Des «décisions légères et douces» que l'exécutif communal s'est résolu à prendre dans la préparation du budget 2004 afin de ne pas entraîner la Ville, sur «les cinq années à venir», dans une spirale inextricable. Compte a aussi été tenu de l'absence de perspectives économiques favorables, a relevé le syndic de Lausanne, Daniel Brélaz. L'édile écologiste a ainsi indiqué que la municipalité planchait sur 15 millions de recettes nouvelles, des coupes à hauteur de 13 millions sur le poste du personnel et 7 millions sur les coûts d'entretien et les mandats. Le détail du catalogue de décisions municipales sera présenté d'ici à fin août.

Pour l'heure, c'est donc un effort de 13 millions de francs qui est demandé aux fonctionnaires communaux: réintroduction, sauf exception, d'un délai de carence de 6 mois pour tout nouvel engagement (occasionnant une économie de 6 millions de francs); gel des promotions fin 2003 (2,4 millions); abaissement de trois annuités et deux classes de salaires à l'engagement (1,4 et 1 million); réduction de moitié des annuités entre 2004 et 2009 (1,4 million); etc. Reste à voir comment ce plan sera apprécié des syndicats.

Daniel Brélaz, souhaitant montrer que «Lausanne n'en reste pas moins un employeur modèle par rapport au marché», a annoncé «deux mesures positives» pour le personnel communal, puisque le pont entre Noël et Nouvel An sera offert dès cette fin d'année et que les allocations de résidence des fonctionnaires habitant la ville (49% des 4300 employés) seront calculées de manière à peser favorablement sur le calcul de l'impôt de ceux-ci. Quant à l'indexation au coût de la vie, «elle ne sera pas touchée», a garanti le syndic.

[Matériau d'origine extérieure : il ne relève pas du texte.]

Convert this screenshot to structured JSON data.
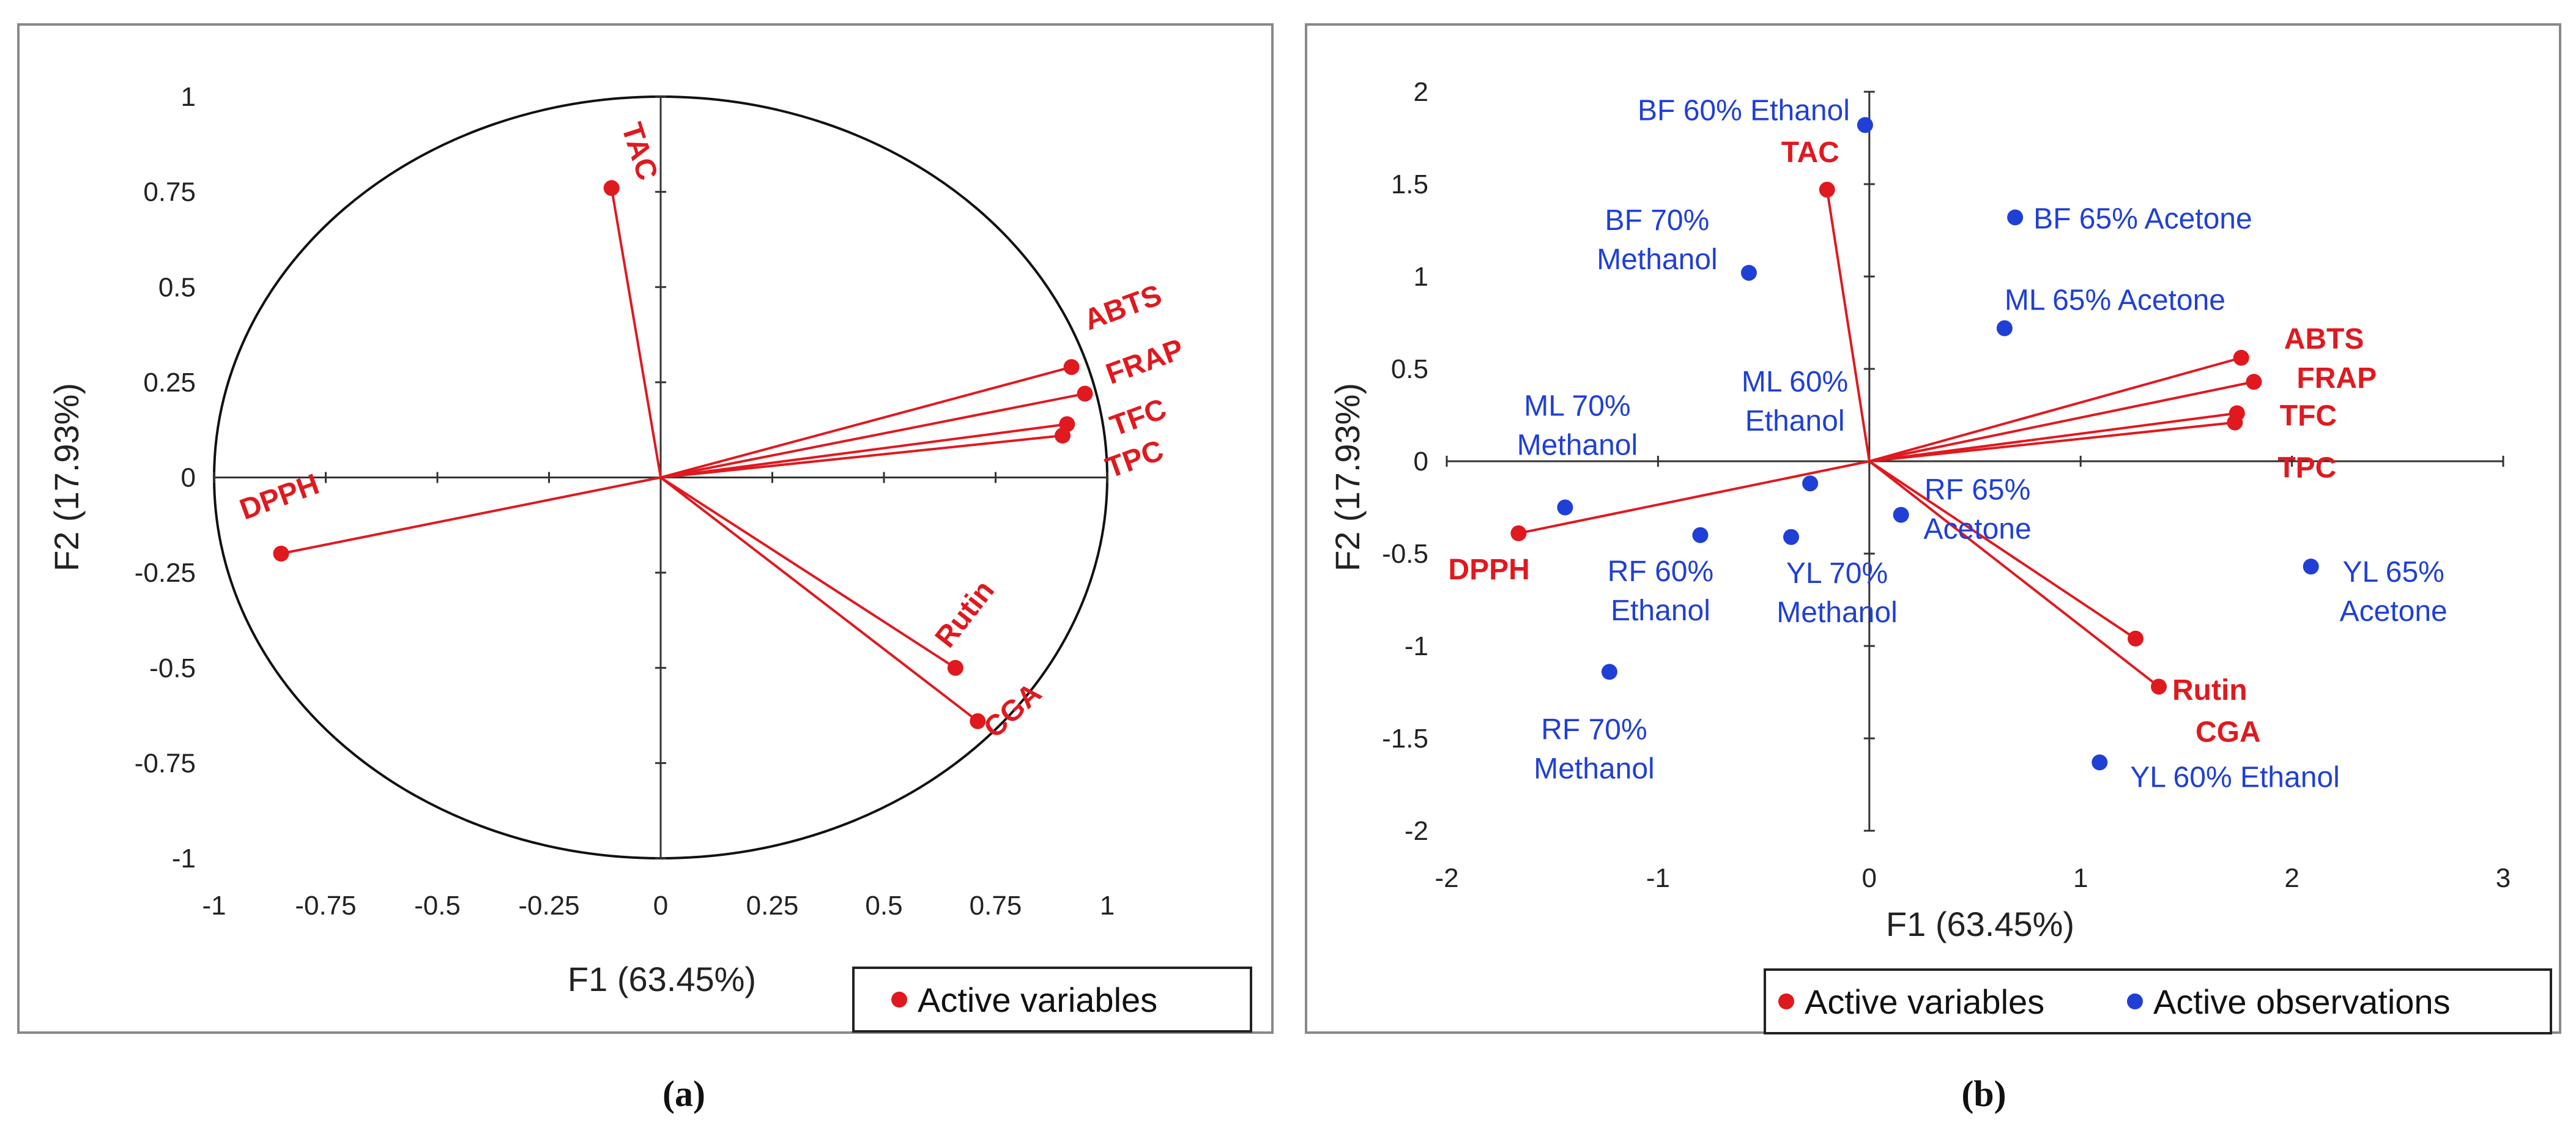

En terme de nouvelles recettes, la municipalité compte atteindre 15 millions de francs en augmentant un certain nombre de taxes qui n'ont pas été réévaluées depuis des années: outre le prix de l'eau qui devrait être revu à la hausse d'environ 10%, Daniel Brélaz a notamment cité les tarifs des parcomètres ou les amendes pour «alarme intempestive».

Enfin, la municipalité de Lausanne a opté pour un plafonnement des investissements à 80 millions d'ici à 2006 contre 100 millions ces dernières années, et une compression de quelques dépenses pour économiser sept millions supplémentaires. Autant de mesures qui ne manqueront pas d'agiter le Conseil communal lors de la discussion du budget 2004.